Moedééééééér! Na de zoveelste horizontale bungeejump op de befaamde AP-7 snelweg langs de Andalusische kust heb ik nauwelijks nog de kracht om het zwart geanodiseerde stuur tussen de vingers te klemmen. Om over m’n tot elastiek getransformeerde nekspieren nog maar te zwijgen. Mijn lichaamshouding heeft veel weg van die welbekende vlag op de modderschuit, zij het dat deze modderschuit is samengesteld uit peperduur carbon en een kloppend hart dat in de basis gelijk is aan de machine waarmee Toprak Razgatlioglu tegenwoordig de overwinningen binnenhengelt in het WK Superbike.
De slagkracht van deze kermende vier-in-lijn gaat je voorstellingsvermogen te boven. Tussensprints van 140 tot 240 km/u raffelt de M 1000 XR zo ongenadig hard af (in een handvol seconden) dat de asfaltkorrels van de voorrijder onophoudelijk tegen m’n helm spatten. Dit ding trekt letterlijk de stenen uit de straat. Sensationeel.
Als we een kwartiertje later de AP-7 verlaten en verruilen voor het strak geasfalteerde binnenland van Malaga en omstreken, tintelen m’n handen en voeten nog na. Niet alleen van de adrenaline, maar ook omdat de vier-in-lijn tussen de 4.000 en 6.000 tpm nog altijd ongefilterd de hoogfrequente trillingen door laat sijpelen richting stuur en voetsteunen. Dat die laatste op onze Competition-uitvoering van geanodiseerd aluminium zijn is dan wel sexy (al blijft dat blauw een smaakkwestie), wat trillingen betreft biedt het geen soelaas.
Dat doet het op het oog kleine ruitje trouwens wel. Het met de hand verstelbare scherm houdt in de hoogste stand opvallend veel wind van het bovenlijf en dat is goed nieuws voor de potentiële kilometervreters onder ons. Mocht je jezelf daartoe rekenen en ben je in de markt voor een (hyper)snelle crossover, besef dan wel dat de bagagemogelijkheden beperkt zijn tot, eh, vrijwel nul. Een bewuste keuze van BMW, overigens: “Dit is een langeafstandsportmotor, wil je een meer toeristische inslag dan is er natuurlijk de standaard S 1000 XR”, aldus Toine Ruhe, de Nederlandse eindverantwoordelijke voor dit bijzondere project.
Dat zijn zo van die dingen om te laten bezinken in het zadel van de knotsgekke M 1000 XR. Net als de prijs.
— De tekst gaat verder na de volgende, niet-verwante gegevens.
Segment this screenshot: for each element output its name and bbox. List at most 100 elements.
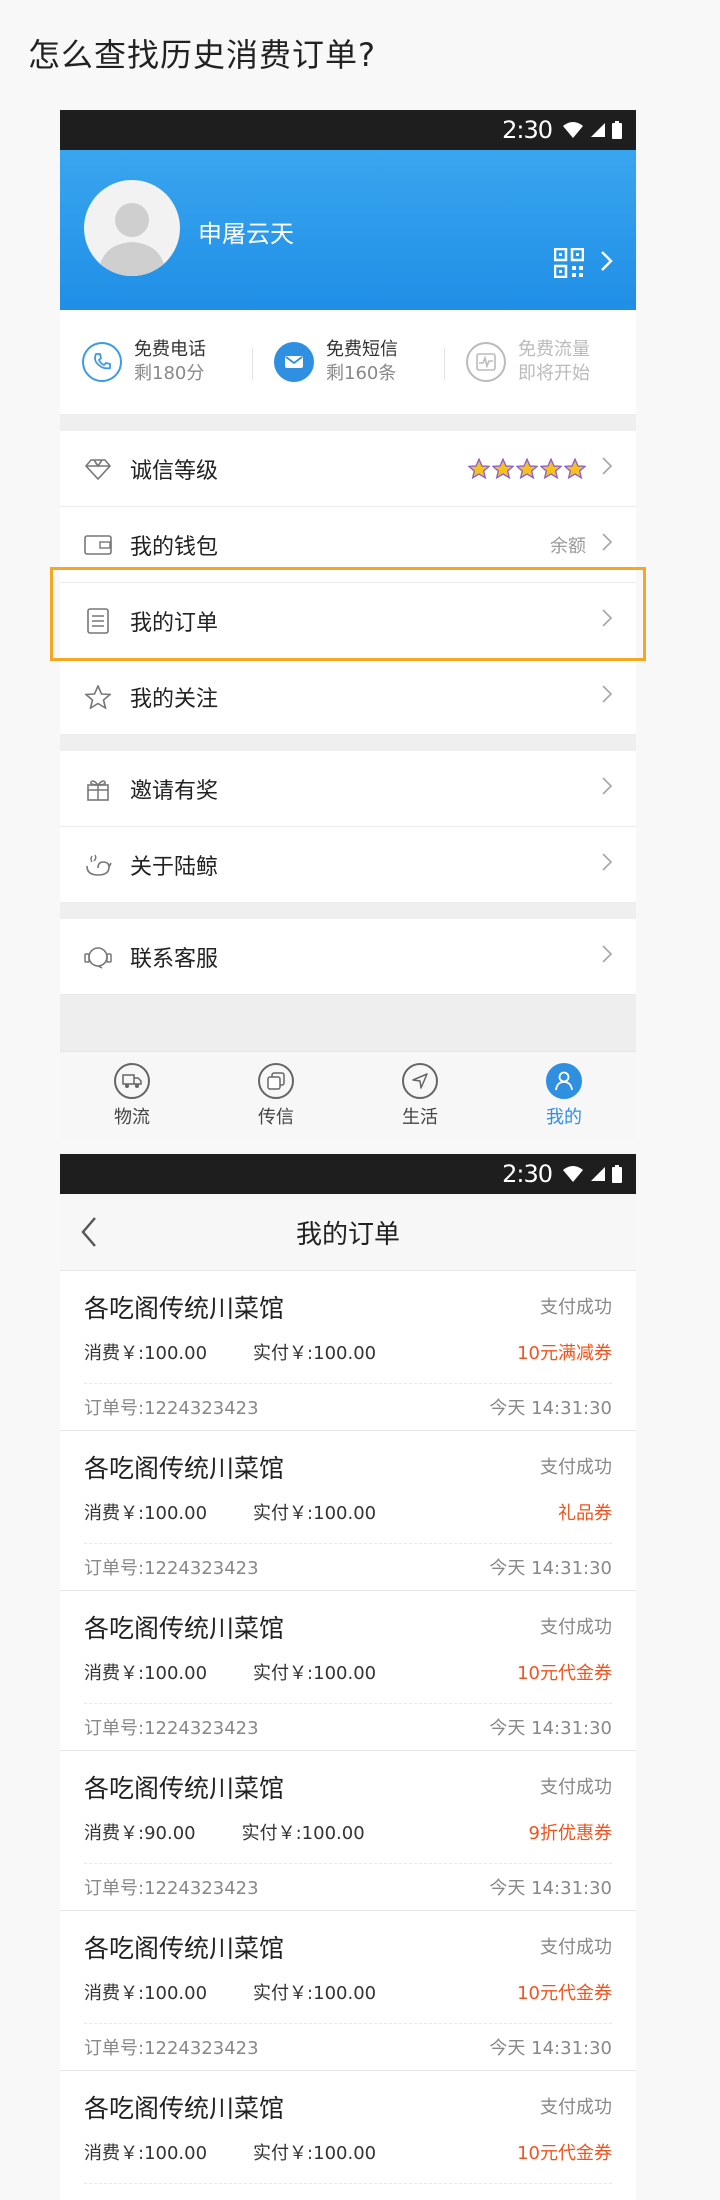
order-amounts: 消费￥:100.00 实付￥:100.00: [84, 1659, 376, 1685]
order-consume: 消费￥:100.00: [84, 1343, 208, 1364]
traffic-icon: [466, 342, 506, 382]
order-time: 今天 14:31:30: [489, 2038, 612, 2059]
nav-mine[interactable]: 我的: [492, 1052, 636, 1140]
order-card[interactable]: 各吃阁传统川菜馆 支付成功 消费￥:90.00 实付￥:100.00 9折优惠券 …: [60, 1751, 636, 1911]
nav-logistics[interactable]: 物流: [60, 1052, 204, 1140]
menu-label: 我的钱包: [130, 534, 219, 560]
order-shop-name: 各吃阁传统川菜馆: [84, 1614, 285, 1643]
menu-customer-service[interactable]: 联系客服: [60, 919, 636, 995]
quota-sub: 剩160条: [326, 363, 397, 384]
order-status: 支付成功: [540, 1297, 612, 1318]
order-amounts: 消费￥:100.00 实付￥:100.00: [84, 1979, 376, 2005]
order-time: 今天 14:31:30: [489, 1398, 612, 1419]
order-paid: 实付￥:100.00: [253, 1503, 377, 1524]
order-card[interactable]: 各吃阁传统川菜馆 支付成功 消费￥:100.00 实付￥:100.00 10元满减…: [60, 1271, 636, 1431]
order-consume: 消费￥:100.00: [84, 1503, 208, 1524]
profile-header[interactable]: 申屠云天: [60, 150, 636, 310]
order-card[interactable]: 各吃阁传统川菜馆 支付成功 消费￥:100.00 实付￥:100.00 10元代金…: [60, 1911, 636, 2071]
star-icon: [564, 458, 586, 479]
menu-wallet[interactable]: 我的钱包 余额: [60, 507, 636, 583]
menu-my-orders[interactable]: 我的订单: [60, 583, 636, 659]
star-icon: [468, 458, 490, 479]
order-card[interactable]: 各吃阁传统川菜馆 支付成功 消费￥:100.00 实付￥:100.00 10元代金…: [60, 2071, 636, 2200]
message-icon: [258, 1063, 294, 1099]
wifi-icon: [563, 1166, 583, 1182]
order-paid: 实付￥:100.00: [253, 2143, 377, 2164]
quota-phone[interactable]: 免费电话 剩180分: [60, 338, 252, 386]
order-status: 支付成功: [540, 1457, 612, 1478]
order-consume: 消费￥:90.00: [84, 1823, 196, 1844]
avatar[interactable]: [84, 180, 180, 276]
nav-label: 我的: [546, 1107, 582, 1128]
chevron-right-icon: [602, 684, 613, 709]
order-paid: 实付￥:100.00: [253, 1983, 377, 2004]
menu-label: 联系客服: [130, 946, 219, 972]
order-list: 各吃阁传统川菜馆 支付成功 消费￥:100.00 实付￥:100.00 10元满减…: [60, 1271, 636, 2200]
bottom-nav: 物流 传信 生活 我的: [60, 1051, 636, 1140]
quota-traffic[interactable]: 免费流量 即将开始: [444, 338, 636, 386]
menu-label: 我的关注: [130, 686, 219, 712]
order-amounts: 消费￥:100.00 实付￥:100.00: [84, 2139, 376, 2165]
nav-label: 生活: [402, 1107, 438, 1128]
order-card[interactable]: 各吃阁传统川菜馆 支付成功 消费￥:100.00 实付￥:100.00 10元代金…: [60, 1591, 636, 1751]
order-shop-name: 各吃阁传统川菜馆: [84, 2094, 285, 2123]
quota-title: 免费短信: [326, 339, 398, 360]
order-amounts: 消费￥:90.00 实付￥:100.00: [84, 1819, 365, 1845]
nav-message[interactable]: 传信: [204, 1052, 348, 1140]
menu-my-follows[interactable]: 我的关注: [60, 659, 636, 735]
order-status: 支付成功: [540, 1937, 612, 1958]
star-icon: [516, 458, 538, 479]
order-coupon: 10元代金券: [517, 1983, 612, 2004]
order-time: 今天 14:31:30: [489, 1878, 612, 1899]
order-time: 今天 14:31:30: [489, 1718, 612, 1739]
truck-icon: [114, 1063, 150, 1099]
orders-titlebar: 我的订单: [60, 1194, 636, 1271]
orders-screen: 2:30 我的订单 各吃阁传统川菜馆 支付成功 消费￥:100.00 实付￥:10…: [60, 1154, 636, 2200]
user-icon: [546, 1063, 582, 1099]
avatar-silhouette-icon: [98, 203, 166, 276]
wallet-balance-label: 余额: [550, 535, 586, 557]
qr-code-icon[interactable]: [554, 248, 584, 278]
list-icon: [82, 607, 114, 634]
quota-sms[interactable]: 免费短信 剩160条: [252, 338, 444, 386]
chevron-right-icon: [602, 456, 613, 481]
status-bar: 2:30: [60, 110, 636, 150]
signal-icon: [591, 1167, 605, 1181]
menu-invite[interactable]: 邀请有奖: [60, 751, 636, 827]
gift-icon: [82, 777, 114, 801]
status-time: 2:30: [502, 1160, 553, 1188]
battery-icon: [612, 1165, 622, 1183]
nav-life[interactable]: 生活: [348, 1052, 492, 1140]
order-time: 今天 14:31:30: [489, 1558, 612, 1579]
order-number: 订单号:1224323423: [84, 2038, 259, 2059]
menu-about[interactable]: 关于陆鲸: [60, 827, 636, 903]
order-coupon: 10元代金券: [517, 1663, 612, 1684]
order-consume: 消费￥:100.00: [84, 1663, 208, 1684]
order-shop-name: 各吃阁传统川菜馆: [84, 1294, 285, 1323]
chevron-right-icon: [602, 944, 613, 969]
order-card[interactable]: 各吃阁传统川菜馆 支付成功 消费￥:100.00 实付￥:100.00 礼品券 订…: [60, 1431, 636, 1591]
quota-sub: 剩180分: [134, 363, 205, 384]
status-time: 2:30: [502, 116, 553, 144]
chevron-right-icon: [602, 608, 613, 633]
chevron-right-icon: [602, 776, 613, 801]
section-divider: [60, 415, 636, 431]
signal-icon: [591, 123, 605, 137]
quota-title: 免费电话: [134, 339, 206, 360]
empty-area: [60, 995, 636, 1051]
order-coupon: 礼品券: [558, 1503, 612, 1524]
credit-stars: [468, 458, 586, 479]
star-outline-icon: [82, 684, 114, 709]
headset-icon: [82, 944, 114, 970]
chevron-right-icon: [602, 532, 613, 557]
back-arrow-icon[interactable]: [80, 1216, 98, 1248]
chevron-right-icon[interactable]: [600, 250, 614, 272]
wifi-icon: [563, 122, 583, 138]
order-paid: 实付￥:100.00: [241, 1823, 365, 1844]
order-coupon: 10元满减券: [517, 1343, 612, 1364]
chevron-right-icon: [602, 852, 613, 877]
menu-credit-level[interactable]: 诚信等级: [60, 431, 636, 507]
wallet-icon: [82, 534, 114, 555]
quota-title: 免费流量: [518, 339, 590, 360]
order-amounts: 消费￥:100.00 实付￥:100.00: [84, 1499, 376, 1525]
Vind je de 26.890 euro al een pak geld, voor de M Competition-versie waarmee wij onderweg zijn moet je nog eens dik 5.000 euro extra neertellen. Maar dan beschik je naast de fraaie zwarte kleurstelling, geanodiseerde en verstelbare voetsteunen en het carbon plaatwerk wel over de felbegeerde carbon wielen. Dat setje alleen al schroeft het onafgeveerde gewicht met 1,4 kilo terug, en het rijklaargewicht tot een totaal van 221 kilo. Dat is ronduit afgetraind voor een motor in dit segment.
De machine is opgebouwd rond hetzelfde frame als de S 1000 XR, maar heeft tussen die aluminium framebalken ruimte vrijgemaakt voor het Shiftcam blok uit de S 1000 RR. Zaken als titanium kleppen, variabele inlaatkanalen en variabele kleptiming maken nogal een verschil. Niet alleen door het piekvermogen van 201 pk bij 12.750 tpm, maar vooral vanwege de gretigheid van dit krachthonk over vrijwel het hele toerenbereik. De motorische hotspot ligt tussen de 10.000 en 14.600 tpm, (de ‘gewone’ XR tikt bij 12.000 tpm in de begrenzer) maar omdat topsnelheid op een hoogpoter als deze ondergeschikt is aan punch in het middengebied, schroefde BMW een twee tanden groter achtertandwiel op de M-XR (nu 47) en zijn de ratio’s van de vierde, vijfde en zesde versnelling ingekort.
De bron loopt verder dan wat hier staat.